Indoor molds can also contribute to poor IAQ because of all the spores they release. High humidity levels caused by water leaks, in turn, let them grow inside buildings. And mind you, the typical U.S. household has leaks that waste 10,000 gallons yearly.
Also, don’t forget that Humble, TX, can be humid throughout the year. Humidity levels in the city rarely go below 70%. But unfortunately, high outdoor humidity can also affect your home’s indoor humidity.
2. Air Fresheners Help Boost IAQ
Air fresheners can help make the air smell fresh, but that doesn’t mean they clean it. On the contrary, some of these products emit potentially hazardous air pollutants. Studies even implicate them as a leading volatile organic compound (VOC) source.
VOCs emitted by air fresheners may include acetaldehyde, benzene, and toluene. While difficult to smell, they can cause eye, nose, and throat irritation. They can also trigger headaches and nausea.
Moreover, the VOCs air fresheners emit into the air can react with other air pollutants, such as ozone. That reaction can result in the creation of secondary air pollutants, including formaldehyde.
3. Poor IAQ Only Affects People With Allergies
Indeed, poor indoor air quality is more dangerous to folks with allergies and lung issues. However, it can harm anyone, whether they have allergies or not.
For example, poor IAQ can be a factor in or cause the development of infections. It can also result in or contribute to chronic lung diseases, like asthma and even cancer.
4. It’s Okay if It Doesn’t Smell Bad
It’s not always the case.
Some gases that can pollute indoor air, such as CO and radon, are invisible, odorless, and tasteless. Thus, they can be present in the indoor air you breathe, and you won’t even know it.
Aside from tobacco smoke, gas- or wood-burning ovens and stoves can emit CO. The same goes for clothes dryers, fireplaces, water heaters, and power tools. In addition, furnace problems, such as a cracked heat exchanger, can leak this gas into your home.
On the other hand, radon is a naturally-occurring gas produced by rock and soil. It can also come from natural gas, water supply, and building materials.
Both CO and radon at elevated levels are dangerous, even deadly. The good news is that indoor air quality testing can determine if you have them at home. Moreover, such tests can check for other indoor air pollutants like mold, VOCs, and dust mites, to name a few.
5. HVAC Systems Always Help Improve IAQ
An HVAC system’s chief purposes are to provide comfort and optimal indoor air quality. It does the latter by ensuring adequate ventilation with filtration. And to carry out that job, it relies on air filters that catch and trap airborne pollutants.
However, HVAC systems, particularly ill-maintained ones, can become a source of air pollution.
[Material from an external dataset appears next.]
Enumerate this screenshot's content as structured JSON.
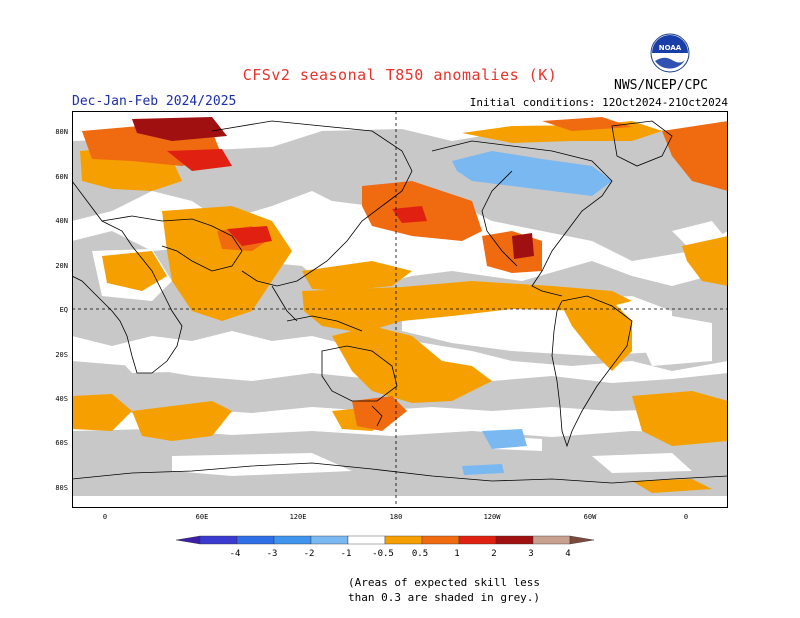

Here’s how.
An HVAC filter that’s become so filthy and clogged can no longer trap pollutants. Moreover, the contaminants it has once trapped can also become airborne. In addition, severe clogging in air filters can cause poor performance and inefficiency.
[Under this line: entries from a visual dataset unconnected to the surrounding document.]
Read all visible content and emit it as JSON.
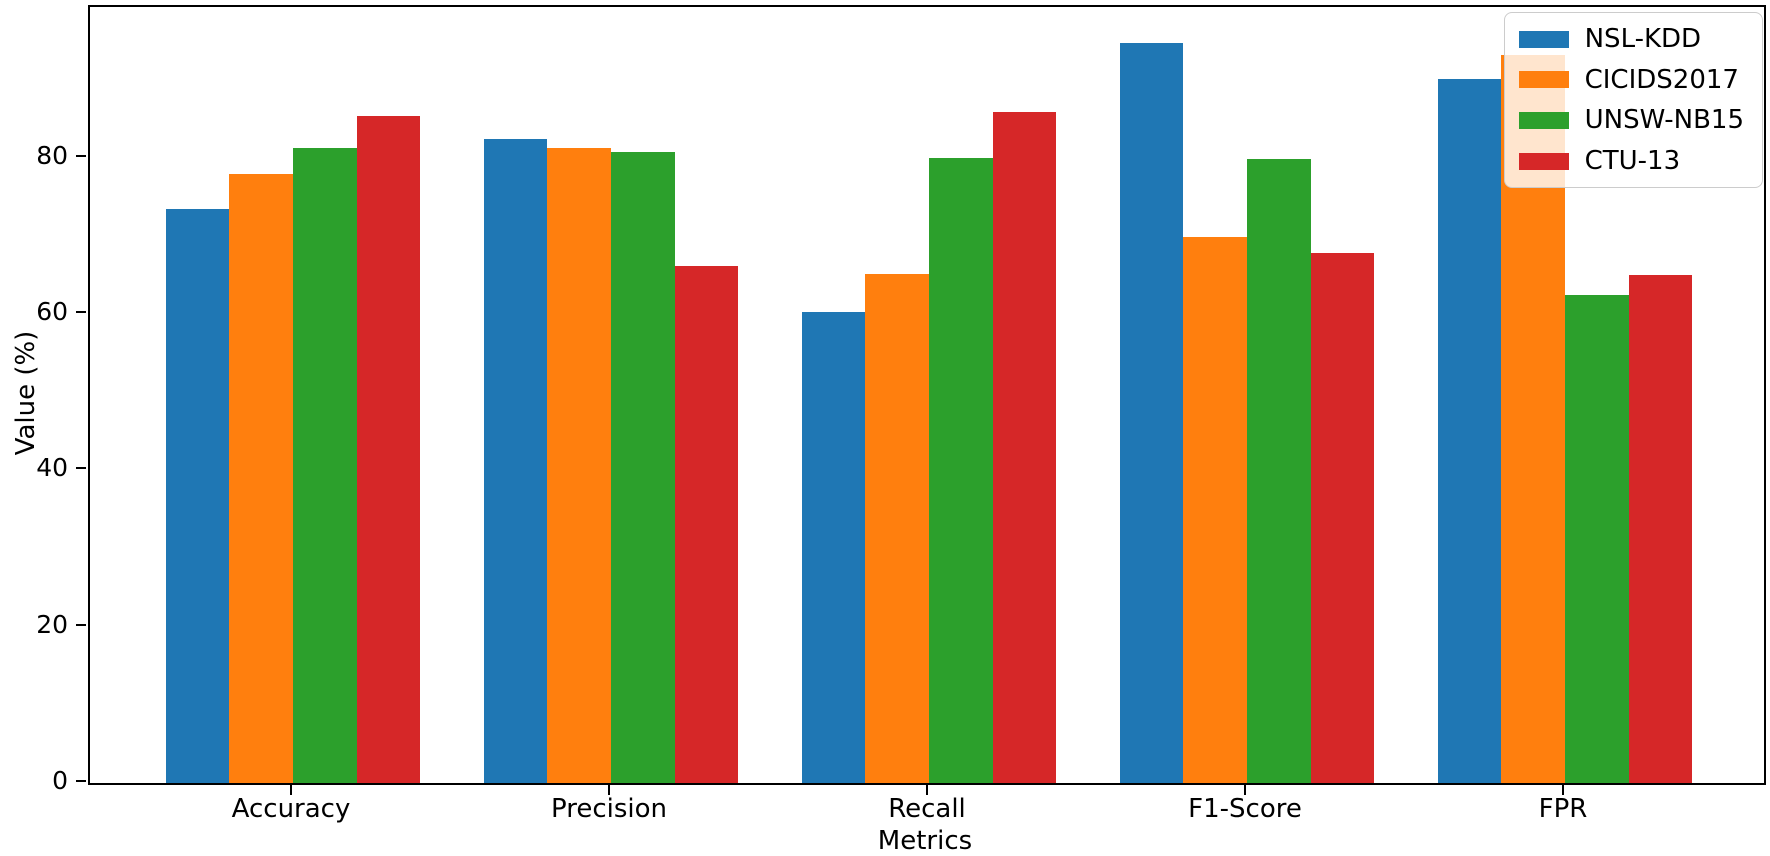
{
  "chart_data": {
    "type": "bar",
    "title": "",
    "xlabel": "Metrics",
    "ylabel": "Value (%)",
    "categories": [
      "Accuracy",
      "Precision",
      "Recall",
      "F1-Score",
      "FPR"
    ],
    "series": [
      {
        "name": "NSL-KDD",
        "color": "#1f77b4",
        "values": [
          73.5,
          82.4,
          60.3,
          94.7,
          90.1
        ]
      },
      {
        "name": "CICIDS2017",
        "color": "#ff7f0e",
        "values": [
          77.9,
          81.2,
          65.1,
          69.9,
          93.2
        ]
      },
      {
        "name": "UNSW-NB15",
        "color": "#2ca02c",
        "values": [
          81.2,
          80.7,
          80.0,
          79.8,
          62.5
        ]
      },
      {
        "name": "CTU-13",
        "color": "#d62728",
        "values": [
          85.3,
          66.1,
          85.9,
          67.8,
          65.0
        ]
      }
    ],
    "yticks": [
      0,
      20,
      40,
      60,
      80
    ],
    "ylim": [
      0,
      99.3
    ],
    "grid": false,
    "legend_position": "upper right",
    "bar_group_width_fraction": 0.8,
    "axis_color": "#000000",
    "background_color": "#ffffff"
  }
}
Therefore, make sure you change or clean your HVAC air filters as often as needed. The typical recommendation is every three months. However, since you live in Humble, TX, it might be best to do it monthly.
Stagnant Water in Drip Pans
Another way an ill-maintained HVAC system can lower IAQ is by promoting mold growth. That can happen when the collected condensation in their drip pans becomes stagnant.
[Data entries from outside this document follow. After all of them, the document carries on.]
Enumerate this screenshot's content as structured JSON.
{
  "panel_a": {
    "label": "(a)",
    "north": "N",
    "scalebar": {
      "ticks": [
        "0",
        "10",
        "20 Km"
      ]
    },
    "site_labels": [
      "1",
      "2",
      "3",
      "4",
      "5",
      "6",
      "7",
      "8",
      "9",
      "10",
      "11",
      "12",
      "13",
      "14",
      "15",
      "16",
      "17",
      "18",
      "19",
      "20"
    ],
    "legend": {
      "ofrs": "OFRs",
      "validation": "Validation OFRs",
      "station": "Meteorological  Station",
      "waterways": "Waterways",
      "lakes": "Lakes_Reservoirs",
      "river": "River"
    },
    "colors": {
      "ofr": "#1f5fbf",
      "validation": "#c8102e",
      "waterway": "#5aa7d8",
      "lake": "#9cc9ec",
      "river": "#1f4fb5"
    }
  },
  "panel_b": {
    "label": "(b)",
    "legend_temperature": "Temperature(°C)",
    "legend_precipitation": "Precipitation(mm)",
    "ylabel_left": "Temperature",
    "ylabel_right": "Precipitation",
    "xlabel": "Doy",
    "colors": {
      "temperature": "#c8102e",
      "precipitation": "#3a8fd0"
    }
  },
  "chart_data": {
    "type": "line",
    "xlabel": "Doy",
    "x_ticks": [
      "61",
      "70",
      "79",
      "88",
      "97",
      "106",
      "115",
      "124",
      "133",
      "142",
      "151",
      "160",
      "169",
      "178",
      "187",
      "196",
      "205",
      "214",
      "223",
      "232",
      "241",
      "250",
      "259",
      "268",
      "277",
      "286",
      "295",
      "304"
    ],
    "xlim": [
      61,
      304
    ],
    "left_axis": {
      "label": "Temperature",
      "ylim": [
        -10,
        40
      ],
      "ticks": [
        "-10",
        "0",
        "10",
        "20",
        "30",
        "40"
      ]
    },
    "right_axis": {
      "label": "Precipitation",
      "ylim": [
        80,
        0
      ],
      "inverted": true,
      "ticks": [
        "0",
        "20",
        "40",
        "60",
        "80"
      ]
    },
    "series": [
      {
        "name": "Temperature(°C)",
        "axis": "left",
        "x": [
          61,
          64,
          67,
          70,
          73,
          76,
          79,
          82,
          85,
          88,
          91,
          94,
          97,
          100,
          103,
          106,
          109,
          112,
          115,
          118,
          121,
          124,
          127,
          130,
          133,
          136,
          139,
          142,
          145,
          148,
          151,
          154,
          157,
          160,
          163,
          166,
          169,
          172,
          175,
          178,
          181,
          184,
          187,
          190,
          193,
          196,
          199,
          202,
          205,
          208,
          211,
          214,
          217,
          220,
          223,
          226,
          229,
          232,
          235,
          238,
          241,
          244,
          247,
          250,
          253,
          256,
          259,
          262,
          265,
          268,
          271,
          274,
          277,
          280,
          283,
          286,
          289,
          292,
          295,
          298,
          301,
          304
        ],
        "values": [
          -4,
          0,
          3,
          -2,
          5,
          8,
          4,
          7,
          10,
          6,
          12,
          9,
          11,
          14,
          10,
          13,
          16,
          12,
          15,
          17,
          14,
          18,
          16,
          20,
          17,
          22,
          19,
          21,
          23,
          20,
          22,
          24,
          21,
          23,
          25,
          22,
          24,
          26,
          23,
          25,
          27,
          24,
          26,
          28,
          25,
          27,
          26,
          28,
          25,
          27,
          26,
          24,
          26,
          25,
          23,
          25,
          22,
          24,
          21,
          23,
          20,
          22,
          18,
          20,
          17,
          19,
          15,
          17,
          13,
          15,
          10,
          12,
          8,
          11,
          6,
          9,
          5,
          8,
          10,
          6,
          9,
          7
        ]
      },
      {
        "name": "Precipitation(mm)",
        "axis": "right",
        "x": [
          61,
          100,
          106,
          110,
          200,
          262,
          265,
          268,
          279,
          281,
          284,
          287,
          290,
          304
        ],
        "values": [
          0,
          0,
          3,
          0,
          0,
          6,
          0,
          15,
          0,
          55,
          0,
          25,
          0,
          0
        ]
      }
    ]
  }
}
Aside from giving molds the moisture they need, an AC pan leaking can also cause water damage. And when that water spreads, more molds can grow on more surfaces.
All that should tell you how crucial heating and cooling maintenance is to your home’s IAQ. Besides, a well-maintained HVAC lasts longer, performs better, and is more energy efficient.
Time to Elevate Your Indoor Air Quality
And there you have it, your ultimate guide on the myths and the truths about indoor air quality. Now you know indoor air isn’t always better than outdoor air, and IAQ impacts everyone. You also learned that while an HVAC system can help improve IAQ, an ill-maintained one can do the opposite.